Après le départ d’Enora, nous dûmes refaire tout le trajet inverse à travers la foule qui diminuait de plus en plus. Nous nous retrouvions beaucoup plus visibles qu’à l’aller, ce qui n’était pas à notre avantage. Heureusement nous eûmes une chance inespérée et ne rencontrâmes pas d’obstacles majeurs, ce qui nous permit de rejoindre la dune sains et saufs.

Il faisait déjà nuit quand nous regagnâmes le camp des résistants et nous avions eu du mal à repérer le cratère dans le territoire escarpé. Lorsque James nous vit arriver, il nous prit dans ses bras, heureux de nous revoir en vie et nous lui annonçâmes alors la réussite de notre mission. Nous avions une alliée de taille dans la cité. Il nous offrit deux gros bols de ragoûts que nous dégustâmes comme si c’était un festin de roi. Nous n’avions pas pris le temps de manger quoi que soit durant le voyage et étions soulagés de pouvoir nous reposer un peu.

Seulement, j’avais vite remarqué que le repos ne pouvait être que de courte durée depuis mon arrivée à Christoval. Aux alentours de vingt-trois heures, Robin et moi entendîmes des cris et des gens courir à l’extérieur de la tente où nous nous étions installés. Intrigués, nous sortîmes dehors et j’interceptai Marina la cuisinière, qui sortait de la tente autour de laquelle tout le monde était rassemblé.

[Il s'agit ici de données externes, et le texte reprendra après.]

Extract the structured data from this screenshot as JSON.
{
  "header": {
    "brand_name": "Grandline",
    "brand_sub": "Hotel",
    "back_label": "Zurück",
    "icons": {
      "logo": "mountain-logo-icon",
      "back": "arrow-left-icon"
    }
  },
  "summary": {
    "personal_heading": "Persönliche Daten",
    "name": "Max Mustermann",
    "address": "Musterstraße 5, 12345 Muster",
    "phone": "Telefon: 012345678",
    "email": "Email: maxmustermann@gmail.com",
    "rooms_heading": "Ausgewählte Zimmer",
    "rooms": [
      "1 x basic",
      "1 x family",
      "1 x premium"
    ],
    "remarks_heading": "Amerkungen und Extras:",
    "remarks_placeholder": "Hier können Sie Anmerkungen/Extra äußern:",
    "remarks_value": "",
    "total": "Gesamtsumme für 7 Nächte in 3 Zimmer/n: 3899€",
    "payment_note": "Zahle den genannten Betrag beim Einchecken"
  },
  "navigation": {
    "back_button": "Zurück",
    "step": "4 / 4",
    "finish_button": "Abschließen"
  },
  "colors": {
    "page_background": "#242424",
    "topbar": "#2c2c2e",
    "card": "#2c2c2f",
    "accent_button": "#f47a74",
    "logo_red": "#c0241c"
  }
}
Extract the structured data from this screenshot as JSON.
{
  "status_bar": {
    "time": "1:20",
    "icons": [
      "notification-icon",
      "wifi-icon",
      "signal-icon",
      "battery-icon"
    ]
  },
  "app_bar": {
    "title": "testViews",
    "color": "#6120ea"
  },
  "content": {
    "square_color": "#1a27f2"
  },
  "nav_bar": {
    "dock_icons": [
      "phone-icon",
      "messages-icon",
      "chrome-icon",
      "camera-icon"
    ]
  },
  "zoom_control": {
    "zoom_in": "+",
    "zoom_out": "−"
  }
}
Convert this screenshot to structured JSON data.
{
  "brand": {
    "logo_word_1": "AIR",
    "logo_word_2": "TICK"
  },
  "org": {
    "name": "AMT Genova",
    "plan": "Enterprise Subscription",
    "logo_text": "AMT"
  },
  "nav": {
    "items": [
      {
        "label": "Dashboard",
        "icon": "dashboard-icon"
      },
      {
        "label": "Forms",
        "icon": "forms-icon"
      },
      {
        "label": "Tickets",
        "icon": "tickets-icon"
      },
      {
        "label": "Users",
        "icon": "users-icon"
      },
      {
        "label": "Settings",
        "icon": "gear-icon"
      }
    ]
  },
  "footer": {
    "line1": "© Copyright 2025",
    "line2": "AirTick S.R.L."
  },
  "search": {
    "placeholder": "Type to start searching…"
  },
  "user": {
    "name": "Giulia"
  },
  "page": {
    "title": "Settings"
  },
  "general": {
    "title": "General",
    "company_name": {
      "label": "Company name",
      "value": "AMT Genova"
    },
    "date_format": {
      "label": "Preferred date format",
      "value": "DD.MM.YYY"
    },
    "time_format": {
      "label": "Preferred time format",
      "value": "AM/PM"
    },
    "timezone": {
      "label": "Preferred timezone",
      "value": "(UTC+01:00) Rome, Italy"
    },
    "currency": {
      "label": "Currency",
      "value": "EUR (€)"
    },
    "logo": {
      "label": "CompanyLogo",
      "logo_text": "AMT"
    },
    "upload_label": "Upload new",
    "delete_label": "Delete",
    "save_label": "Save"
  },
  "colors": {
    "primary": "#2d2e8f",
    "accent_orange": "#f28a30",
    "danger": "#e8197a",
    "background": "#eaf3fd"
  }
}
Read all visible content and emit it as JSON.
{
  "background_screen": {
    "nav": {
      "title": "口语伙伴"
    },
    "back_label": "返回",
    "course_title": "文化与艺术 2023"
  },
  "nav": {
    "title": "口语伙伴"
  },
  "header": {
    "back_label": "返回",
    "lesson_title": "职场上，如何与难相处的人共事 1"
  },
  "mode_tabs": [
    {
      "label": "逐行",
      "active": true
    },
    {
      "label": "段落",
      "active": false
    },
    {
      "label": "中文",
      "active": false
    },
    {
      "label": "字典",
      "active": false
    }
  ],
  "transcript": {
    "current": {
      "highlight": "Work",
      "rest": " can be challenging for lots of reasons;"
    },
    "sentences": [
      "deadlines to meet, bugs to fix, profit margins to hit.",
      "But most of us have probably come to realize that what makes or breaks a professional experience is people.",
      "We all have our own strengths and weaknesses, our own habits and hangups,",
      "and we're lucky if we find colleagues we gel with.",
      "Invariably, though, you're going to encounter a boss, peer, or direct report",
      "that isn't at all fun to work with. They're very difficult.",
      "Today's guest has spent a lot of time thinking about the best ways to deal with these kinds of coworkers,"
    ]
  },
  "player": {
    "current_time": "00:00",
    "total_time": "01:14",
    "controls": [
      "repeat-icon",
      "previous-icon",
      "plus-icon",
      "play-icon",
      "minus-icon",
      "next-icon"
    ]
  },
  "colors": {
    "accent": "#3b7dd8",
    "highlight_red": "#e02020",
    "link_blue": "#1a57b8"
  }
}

-Excusez-moi, que se passe-t-il ? l’interrogeai-je.

-C’est cette pauvre Hernanda ! répondit-elle, les yeux humides. Je crois qu’elle vient de faire une attaque, elle ne se réveille plus…

Nous nous dirigeâmes immédiatement vers la tente de la dite Hernanda et nous nous faufilâmes, pour apercevoir une vieille femme étendue sur un matelas, inerte.